The Markup examined the search results for 3,492 popular internet product queries and looked closely at what Amazon placed in the first spot. We found that whether a product was from an Amazon brand or exclusive—a category Amazon refers to as “our brands”—could predict in seven out of 10 cases whether it would get the number one spot. Customer reviews and star ratings could not predict the winner much better than a coin toss.
A quarter of Amazon’s first-placed brands and exclusives had both lower ratings and fewer reviews than competitors.
Several sellers told The Markup in interviews that Amazon brands or exclusives created products like theirs and were always ranked first. They ended up selling their business or retreating from certain products as a result.
The e-commerce giant has registered trademarks for more than 150 brands and encourages companies and individuals to sell exclusively on the site, often promising them greater exposure in exchange for additional fees and the option to buy the brand at a predetermined price.

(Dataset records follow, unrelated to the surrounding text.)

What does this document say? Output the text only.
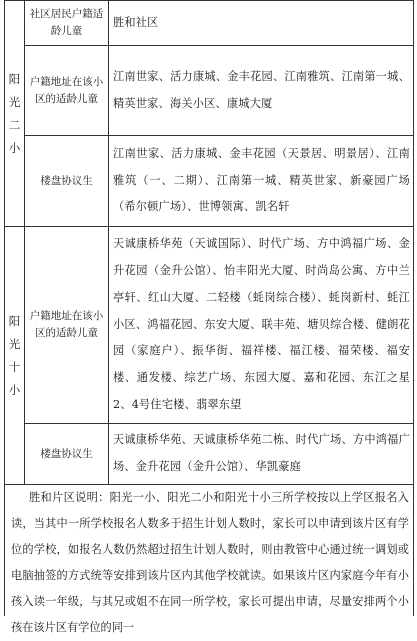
阳
光
二
小	社区居民户籍适龄儿童	胜和社区
	户籍地址在该小区的适龄儿童	江南世家、活力康城、金丰花园、江南雅筑、江南第一城、精英世家、海关小区、康城大厦
	楼盘协议生	江南世家、活力康城、金丰花园（天景居、明景居）、江南雅筑（一、二期）、江南第一城、精英世家、新豪园广场（希尔顿广场）、世博领寓、凯名轩

阳
光
十
小	户籍地址在该小区的适龄儿童	天诚康桥华苑（天诚国际）、时代广场、方中鸿福广场、金升花园（金升公馆）、怡丰阳光大厦、时尚岛公寓、方中兰亭轩、红山大厦、二轻楼（蚝岗综合楼）、蚝岗新村、蚝江小区、鸿福花园、东安大厦、联丰苑、塘贝综合楼、健朗花园（家庭户）、振华街、福祥楼、福江楼、福荣楼、福安楼、通发楼、综艺广场、东园大厦、嘉和花园、东江之星2、4号住宅楼、翡翠东望
	楼盘协议生	天诚康桥华苑、天诚康桥华苑二栋、时代广场、方中鸿福广场、金升花园（金升公馆）、华凯豪庭
胜和片区说明：阳光一小、阳光二小和阳光十小三所学校按以上学区报名入读，当其中一所学校报名人数多于招生计划人数时，家长可以申请到该片区有学位的学校，如报名人数仍然超过招生计划人数时，则由教管中心通过统一调划或电脑抽签的方式统等安排到该片区内其他学校就读。如果该片区内家庭今年有小孩入读一年级，与其兄或姐不在同一所学校，家长可提出申请，尽量安排两个小孩在该片区有学位的同一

Sellers and e-commerce consultants told The Markup that the only way to rank well on the site is to spend tens of thousands of dollars a month on sponsored listings.
Amazon is under scrutiny from antitrust regulators around the world including the E.U., Canada, and India. In June, Cicilline and other members of Congress introduced a slate of anti-monopoly bills aimed at Big Tech, including the American Choice and Innovation Online Act, which seeks to prohibit platforms from preferencing their own products. Sens. Amy Klobuchar (D-MN) and Chuck Grassley (R-IA) announced on Oct. 14 that they plan to introduce a version of the bill.
A representative of the U.K. Competition and Markets Authority emailed The Markup on Monday saying they read the investigation “with great interest” as the findings are directly in line with its areas of inquiry.
The attorney general of Washington, D.C., Karl Racine, is suing Amazon over alleged antitrust violations and treatment of third-party sellers. After The Markup investigation published last week, he tweeted, “The company’s online retail sales market dominance is clear, and findings like this reinforce our concerns.”